- Machine Learning
- Causal Discovery
- Feature or Variable Selection
- Molecular Signatures
Epilogeas Project Abstract
Variable selection is a well-studied, solved problem in machine learning and data mining. Or not? While significant progress has been made when variable selection is employed to increase classification performance, novel and important directions need to be explored when
variable selection is employed for understanding the system under study. This is particularly the case when considering the analysis of high-dimensional data, such as omics data (i.e., transcriptomics, next generation sequencing, methylation, etc.).
We propose an intense research program to address current pressing needs, particularly in medicine and biology, but also in any high-dimensional data-analysis setting. We set forth new variable selection problems with deep connections to causality and causal theories.

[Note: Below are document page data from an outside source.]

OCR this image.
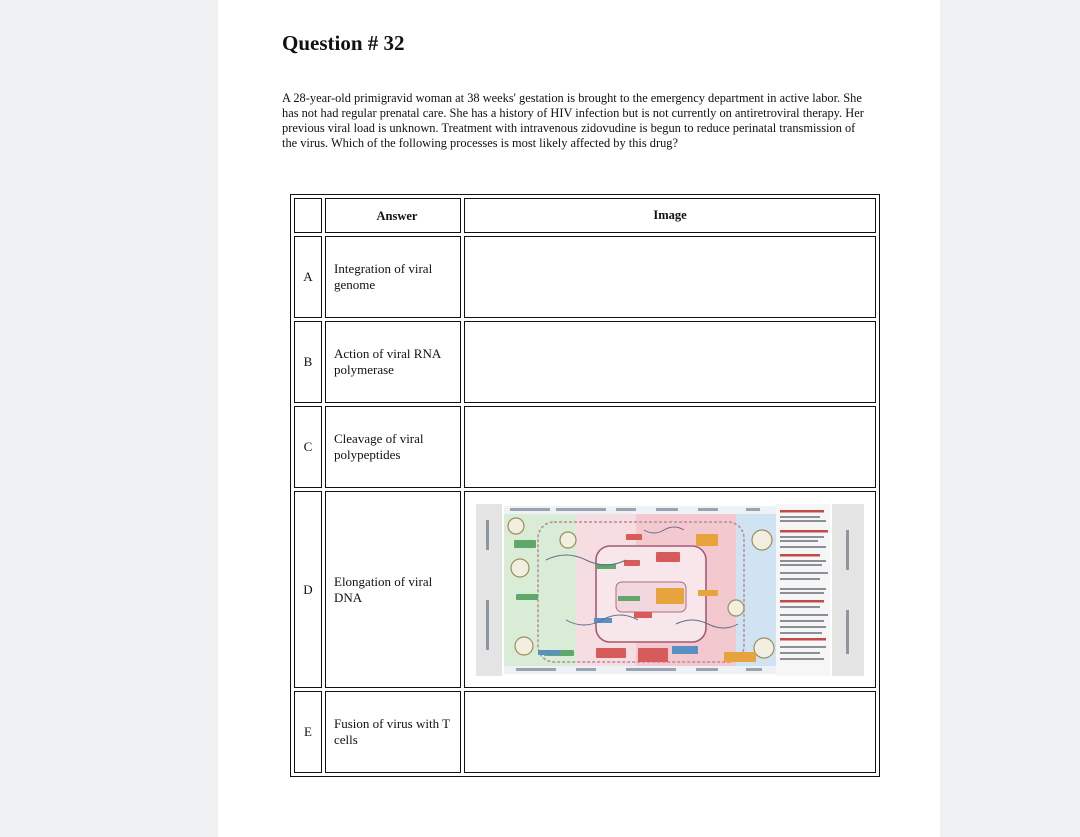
Question # 32

A 28-year-old primigravid woman at 38 weeks' gestation is brought to the emergency department in active labor. She has not had regular prenatal care. She has a history of HIV infection but is not currently on antiretroviral therapy. Her previous viral load is unknown. Treatment with intravenous zidovudine is begun to reduce perinatal transmission of the virus. Which of the following processes is most likely affected by this drug?

	Answer	Image
A	Integration of viral genome	

B	Action of viral RNA polymerase	

C	Cleavage of viral polypeptides	

D	Elongation of viral DNA

E	Fusion of virus with T cells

We propose to study (a) variable selection for repeated measurements, longitudinal data, (b) variable selection when trying to predict the effect of interventions, such as knocking out a gene, (c) variable selection simultaneously from several heterogeneous datasets, as well as any prior knowledge, (d) variable selection to identify all optimal variable sets, not just one; this is particularly important for low sample size and in the presence of co-linearities , and (e) variable selection for hard distributions where pair-wise associations for important variables disappear (e.g. exclusive OR functions)
The algorithms will co-evolve with three importan biological applications to maximize the potential impact to human health, as well as ensure they are practical and usefull; (I) mesothelioma and lung cancer, (II) chronic lung diseases, and (III) DN - damage related aging. The applications will be supervised by our national and international biology collaborators.
To ensure rapid update of results we will encapsulate the algorithms in easy-to-use tools targetting non-expert users.